News Roundup

Massachusetts Signs Comprehensive Climate Bill into Law

On 11 August, 2022, Massachusetts Governor Charlie Baker signed into law An Act Driving Clean Energy and Offshore Wind. The wide-ranging legislation includes a ban on sales of new internal combustion engine cars that starts in 2035, removes cost caps on offshore wind projects, removes constraints on net metering for small-scale solar, allows 10 municipalities to pilot bans on gas in new construction, and other provisions (for a more complete accounting see the 26 July U.S. Energy Transition Report). Governor Baker’s signature of the bill is notable given his party affiliation (Republican). At the federal level Republicans have uniformly voted against strong incentives for clean energy and decarbonization mandates, with all 50 Republican senators voting against the Inflation Reduction Act. However, as Massachusetts is a state that leans heavily towards the Democratic Party many of Baker’s policy positions are much more nuanced and moderate than those of Republicans in other states.

News coverage: Mass. enacts sweeping climate and energy law (E&E News)

Magnis Energy Begins Production at New York Battery Factory

Magnis Energy has announced the beginning of operation at its 22,000 square meter factory in Endicott, New York. According to pv magazine the company expects to reach 1 gigawatt-hour of annual battery cell production in 2023, on its way to ramping to 1.8 GWh on an undefined timeline. This is a much smaller scale than the battery factories by Panasonic, SK Innovation, and LG that are coming online to serve EV makers.

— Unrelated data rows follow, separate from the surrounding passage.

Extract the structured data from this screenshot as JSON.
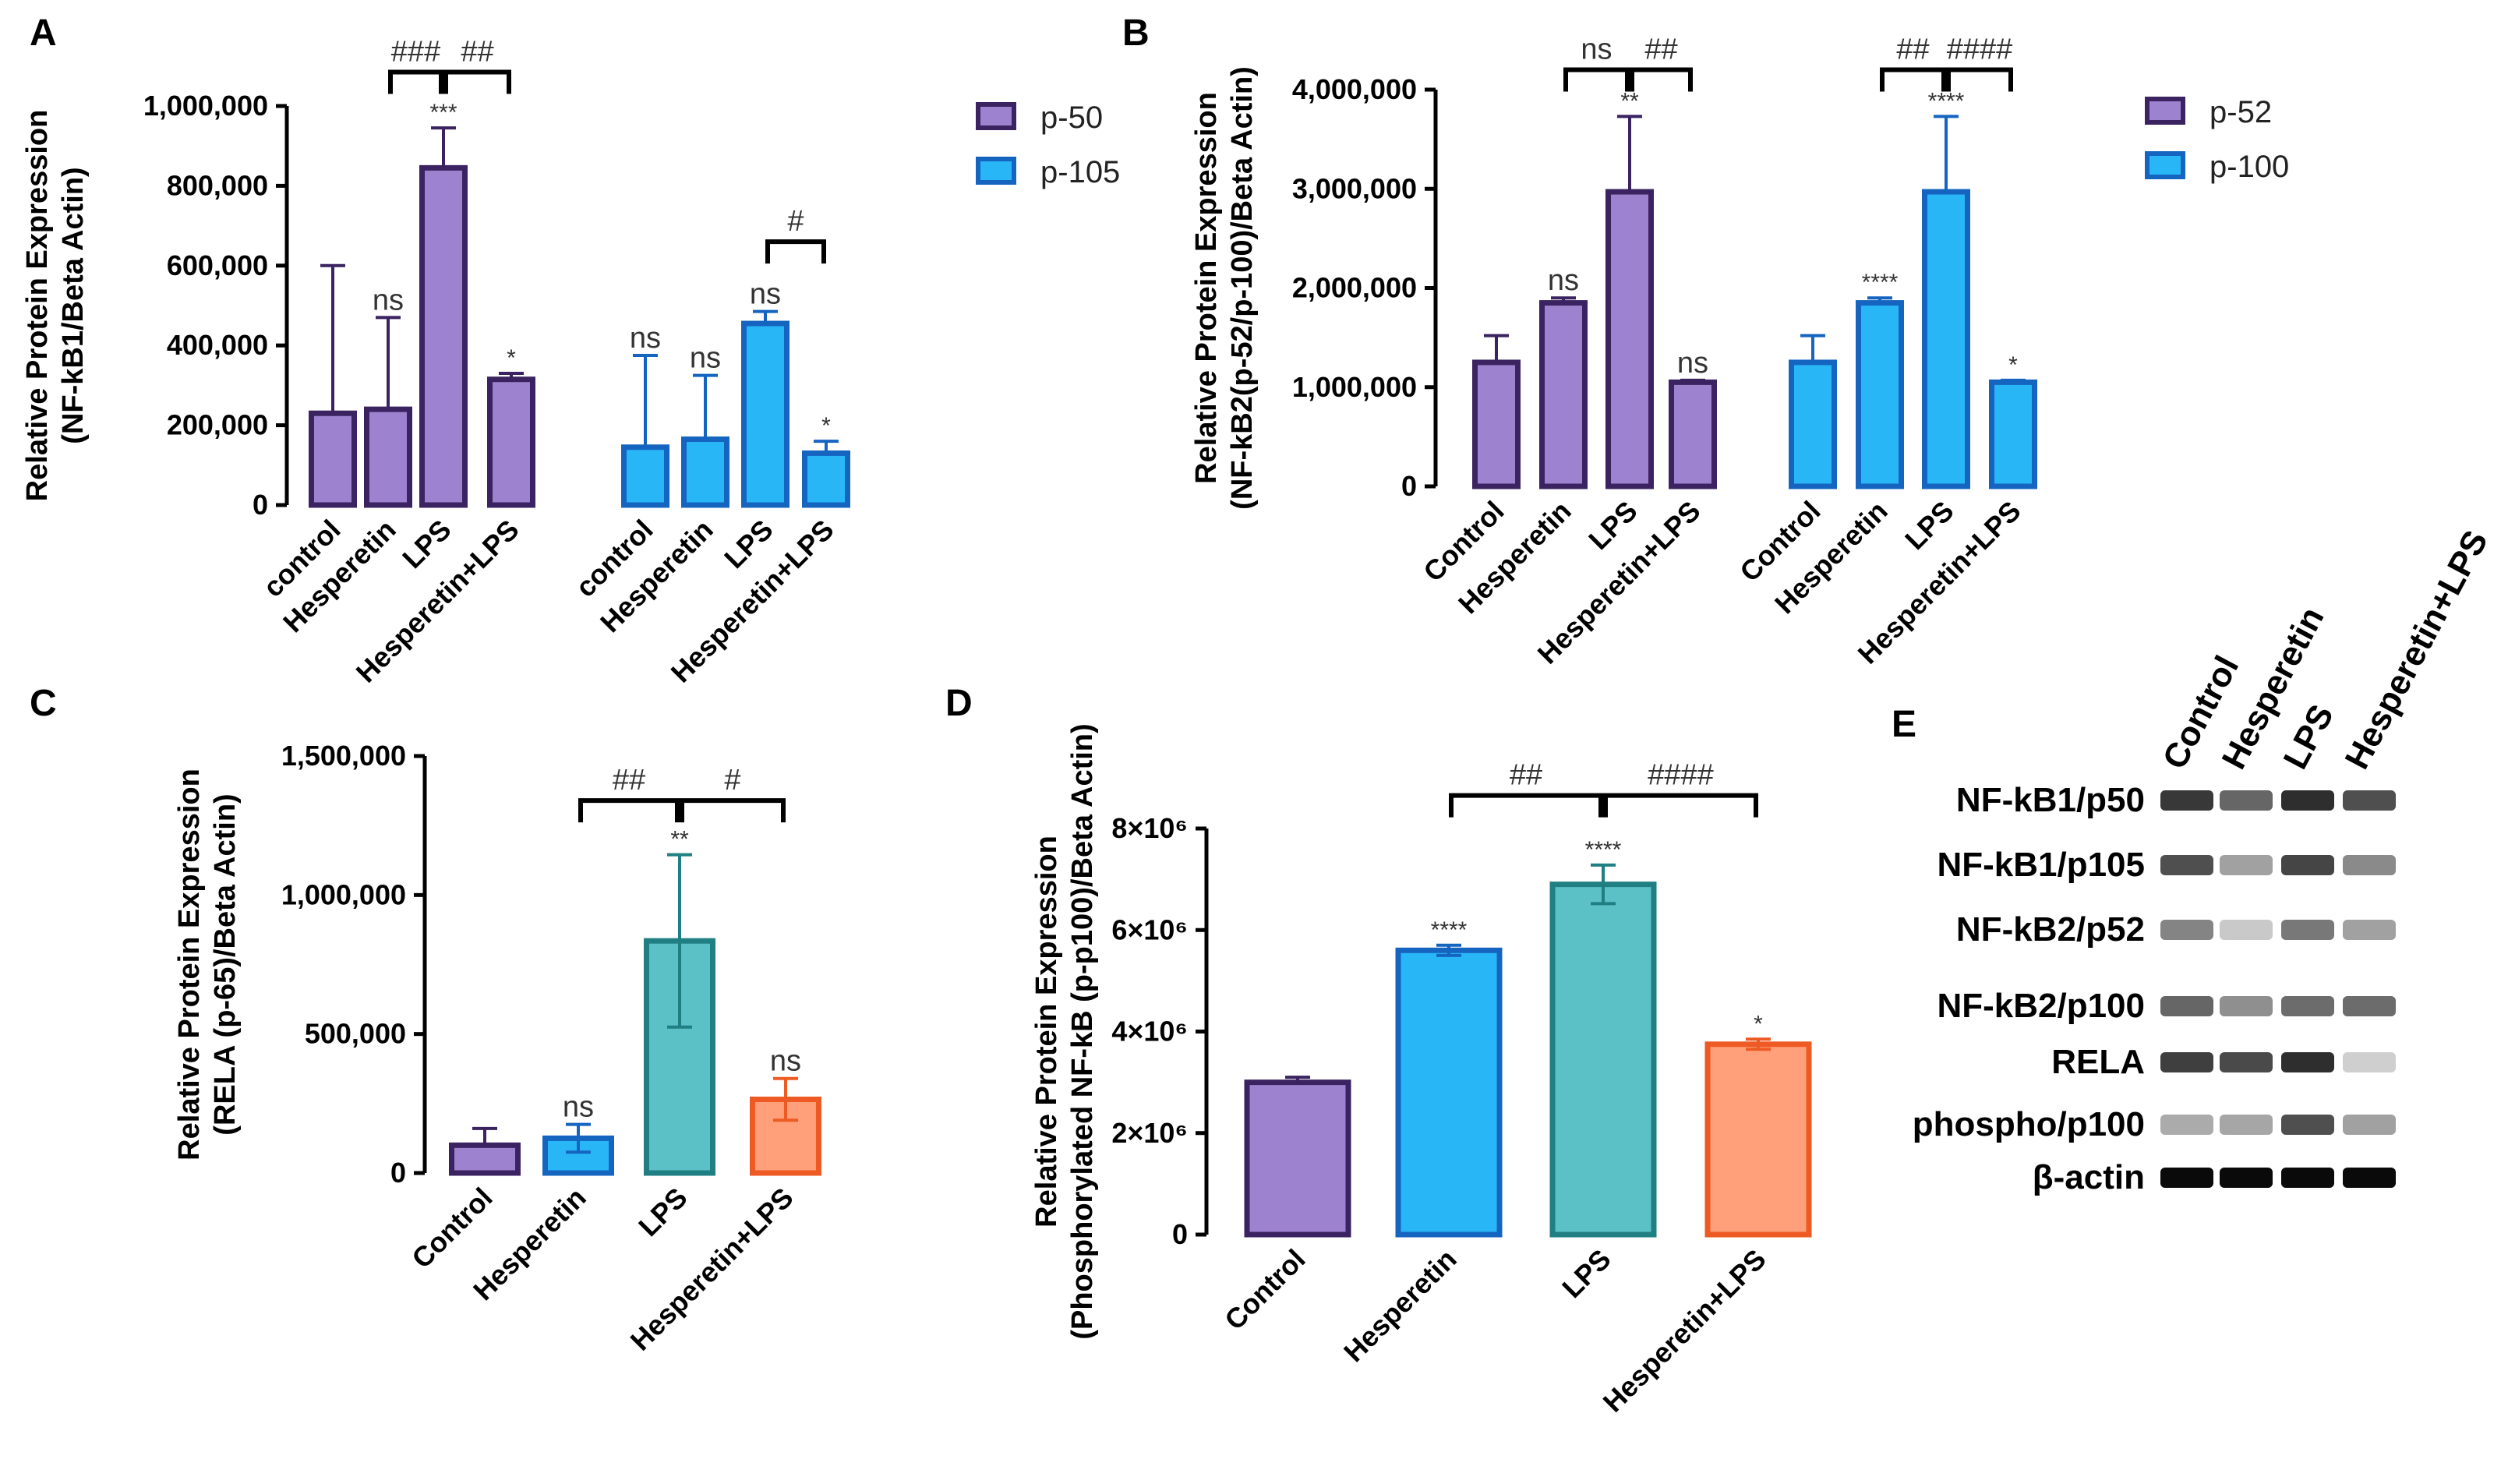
{
  "colors": {
    "purple_fill": "#9d82cf",
    "purple_stroke": "#3a2360",
    "blue_fill": "#29b6f6",
    "blue_stroke": "#1565c0",
    "teal_fill": "#5cc0c7",
    "teal_stroke": "#1f7f82",
    "orange_fill": "#ffa07a",
    "orange_stroke": "#ee5a24",
    "sig_text": "#333333"
  },
  "chart_data": [
    {
      "panel": "A",
      "type": "bar",
      "ylabel": [
        "Relative Protein Expression",
        "(NF-kB1/Beta Actin)"
      ],
      "ylim": [
        0,
        1000000
      ],
      "yticks": [
        0,
        200000,
        400000,
        600000,
        800000,
        1000000
      ],
      "ytick_labels": [
        "0",
        "200,000",
        "400,000",
        "600,000",
        "800,000",
        "1,000,000"
      ],
      "categories": [
        "control",
        "Hesperetin",
        "LPS",
        "Hesperetin+LPS"
      ],
      "legend": "right",
      "series": [
        {
          "name": "p-50",
          "color": "purple",
          "values": [
            230000,
            240000,
            845000,
            315000
          ],
          "errors": [
            370000,
            230000,
            100000,
            15000
          ],
          "stars": [
            "",
            "ns",
            "***",
            "*"
          ]
        },
        {
          "name": "p-105",
          "color": "blue",
          "values": [
            145000,
            165000,
            455000,
            130000
          ],
          "errors": [
            230000,
            160000,
            30000,
            30000
          ],
          "stars": [
            "ns",
            "ns",
            "ns",
            "*"
          ]
        }
      ],
      "brackets": [
        {
          "series": 0,
          "from": 1,
          "to": 2,
          "label": "###",
          "y": 1085000
        },
        {
          "series": 0,
          "from": 2,
          "to": 3,
          "label": "##",
          "y": 1085000
        },
        {
          "series": 1,
          "from": 2,
          "to": 3,
          "label": "#",
          "y": 660000
        }
      ]
    },
    {
      "panel": "B",
      "type": "bar",
      "ylabel": [
        "Relative Protein Expression",
        "(NF-kB2(p-52/p-100)/Beta Actin)"
      ],
      "ylim": [
        0,
        4000000
      ],
      "yticks": [
        0,
        1000000,
        2000000,
        3000000,
        4000000
      ],
      "ytick_labels": [
        "0",
        "1,000,000",
        "2,000,000",
        "3,000,000",
        "4,000,000"
      ],
      "categories": [
        "Control",
        "Hesperetin",
        "LPS",
        "Hesperetin+LPS"
      ],
      "legend": "right",
      "series": [
        {
          "name": "p-52",
          "color": "purple",
          "values": [
            1250000,
            1850000,
            2970000,
            1050000
          ],
          "errors": [
            270000,
            50000,
            760000,
            20000
          ],
          "stars": [
            "",
            "ns",
            "**",
            "ns"
          ]
        },
        {
          "name": "p-100",
          "color": "blue",
          "values": [
            1250000,
            1850000,
            2970000,
            1050000
          ],
          "errors": [
            270000,
            50000,
            760000,
            20000
          ],
          "stars": [
            "",
            "****",
            "****",
            "*"
          ]
        }
      ],
      "brackets": [
        {
          "series": 0,
          "from": 1,
          "to": 2,
          "label": "ns",
          "y": 4200000
        },
        {
          "series": 0,
          "from": 2,
          "to": 3,
          "label": "##",
          "y": 4200000
        },
        {
          "series": 1,
          "from": 1,
          "to": 2,
          "label": "##",
          "y": 4200000
        },
        {
          "series": 1,
          "from": 2,
          "to": 3,
          "label": "####",
          "y": 4200000
        }
      ]
    },
    {
      "panel": "C",
      "type": "bar",
      "ylabel": [
        "Relative Protein Expression",
        "(RELA (p-65)/Beta Actin)"
      ],
      "ylim": [
        0,
        1500000
      ],
      "yticks": [
        0,
        500000,
        1000000,
        1500000
      ],
      "ytick_labels": [
        "0",
        "500,000",
        "1,000,000",
        "1,500,000"
      ],
      "categories": [
        "Control",
        "Hesperetin",
        "LPS",
        "Hesperetin+LPS"
      ],
      "colors": [
        "purple",
        "blue",
        "teal",
        "orange"
      ],
      "values": [
        100000,
        125000,
        835000,
        265000
      ],
      "errors": [
        60000,
        50000,
        310000,
        75000
      ],
      "stars": [
        "",
        "ns",
        "**",
        "ns"
      ],
      "brackets": [
        {
          "from": 1,
          "to": 2,
          "label": "##",
          "y": 1340000
        },
        {
          "from": 2,
          "to": 3,
          "label": "#",
          "y": 1340000
        }
      ]
    },
    {
      "panel": "D",
      "type": "bar",
      "ylabel": [
        "Relative Protein Expression",
        "(Phosphorylated  NF-kB (p-p100)/Beta Actin)"
      ],
      "ylim": [
        0,
        8000000
      ],
      "yticks": [
        0,
        2000000,
        4000000,
        6000000,
        8000000
      ],
      "ytick_labels": [
        "0",
        "2×10⁶",
        "4×10⁶",
        "6×10⁶",
        "8×10⁶"
      ],
      "categories": [
        "Control",
        "Hesperetin",
        "LPS",
        "Hesperetin+LPS"
      ],
      "colors": [
        "purple",
        "blue",
        "teal",
        "orange"
      ],
      "values": [
        3000000,
        5600000,
        6900000,
        3750000
      ],
      "errors": [
        100000,
        100000,
        380000,
        100000
      ],
      "stars": [
        "",
        "****",
        "****",
        "*"
      ],
      "brackets": [
        {
          "from": 1,
          "to": 2,
          "label": "##",
          "y": 8650000
        },
        {
          "from": 2,
          "to": 3,
          "label": "####",
          "y": 8650000
        }
      ]
    }
  ],
  "blot": {
    "panel": "E",
    "columns": [
      "Control",
      "Hesperetin",
      "LPS",
      "Hesperetin+LPS"
    ],
    "rows": [
      {
        "label": "NF-kB1/p50",
        "intensity": [
          0.78,
          0.58,
          0.82,
          0.68
        ]
      },
      {
        "label": "NF-kB1/p105",
        "intensity": [
          0.68,
          0.32,
          0.72,
          0.42
        ]
      },
      {
        "label": "NF-kB2/p52",
        "intensity": [
          0.45,
          0.15,
          0.5,
          0.32
        ]
      },
      {
        "label": "NF-kB2/p100",
        "intensity": [
          0.58,
          0.4,
          0.55,
          0.55
        ]
      },
      {
        "label": "RELA",
        "intensity": [
          0.75,
          0.7,
          0.82,
          0.12
        ]
      },
      {
        "label": "phospho/p100",
        "intensity": [
          0.28,
          0.3,
          0.68,
          0.32
        ]
      },
      {
        "label": "β-actin",
        "intensity": [
          0.98,
          0.98,
          0.98,
          0.98
        ]
      }
    ]
  }
}
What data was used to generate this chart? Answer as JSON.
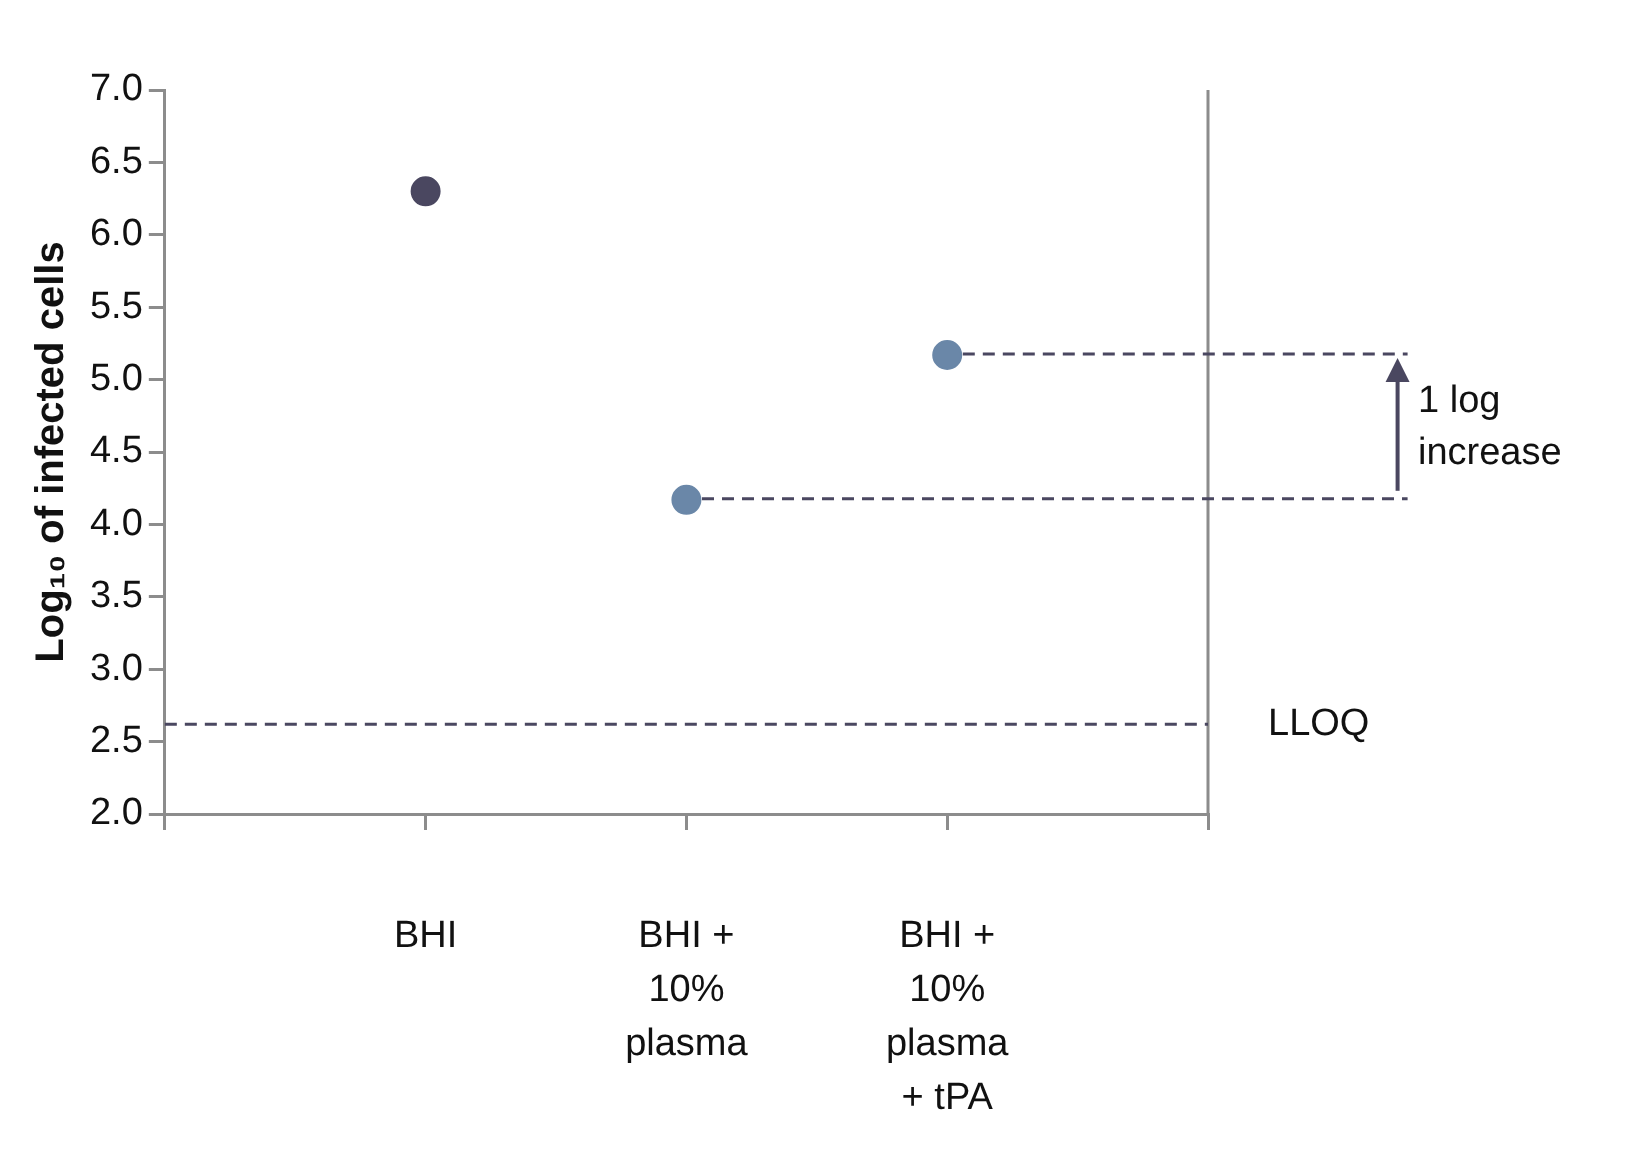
{
  "chart_data": {
    "type": "scatter",
    "ylabel": "Log₁₀ of infected cells",
    "categories": [
      "BHI",
      "BHI + 10% plasma",
      "BHI + 10% plasma + tPA"
    ],
    "series": [
      {
        "colors": [
          "#4a4760",
          "#6a87a8",
          "#6a87a8"
        ],
        "values": [
          6.3,
          4.17,
          5.17
        ]
      }
    ],
    "ylim": [
      2,
      7
    ],
    "yticks": [
      {
        "value": 2,
        "label": "2.0"
      },
      {
        "value": 2.5,
        "label": "2.5"
      },
      {
        "value": 3,
        "label": "3.0"
      },
      {
        "value": 3.5,
        "label": "3.5"
      },
      {
        "value": 4,
        "label": "4.0"
      },
      {
        "value": 4.5,
        "label": "4.5"
      },
      {
        "value": 5,
        "label": "5.0"
      },
      {
        "value": 5.5,
        "label": "5.5"
      },
      {
        "value": 6,
        "label": "6.0"
      },
      {
        "value": 6.5,
        "label": "6.5"
      },
      {
        "value": 7,
        "label": "7.0"
      }
    ],
    "ref_lines": [
      {
        "axis": "y",
        "value": 2.62,
        "label": "LLOQ",
        "color": "#4a4760",
        "line_style": "dashed"
      }
    ],
    "annotations": [
      "1 log increase"
    ],
    "marker": "circle",
    "grid": false,
    "legend": false
  }
}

Magnis’ batteries are based on a bio-mineralized lithium manganese phosphate cathode technology, which does not contain nickel or cobalt.

Source: Magnis Energy begins production at US battery gigafactory

California Adopts Offshore Wind Planning Goal

The California Energy Commission has adopted preliminary planning goals for the state to deploy 2 – 5 gigawatts of offshore wind by 2030, and 25 gigawatts by 2045. This is an increase from previous goals to deploy 10 – 15 gigawatts by 2045. The move was made in response to 2021 legislation to directed the commission to develop planning goals for offshore wind and a strategic plan to develop the resource in waters off its coast. In 2021, Governor Newsom opened the state’s coastline to offshore wind development, but the West Coast’s offshore wind industry remains years behind the East Coast’s.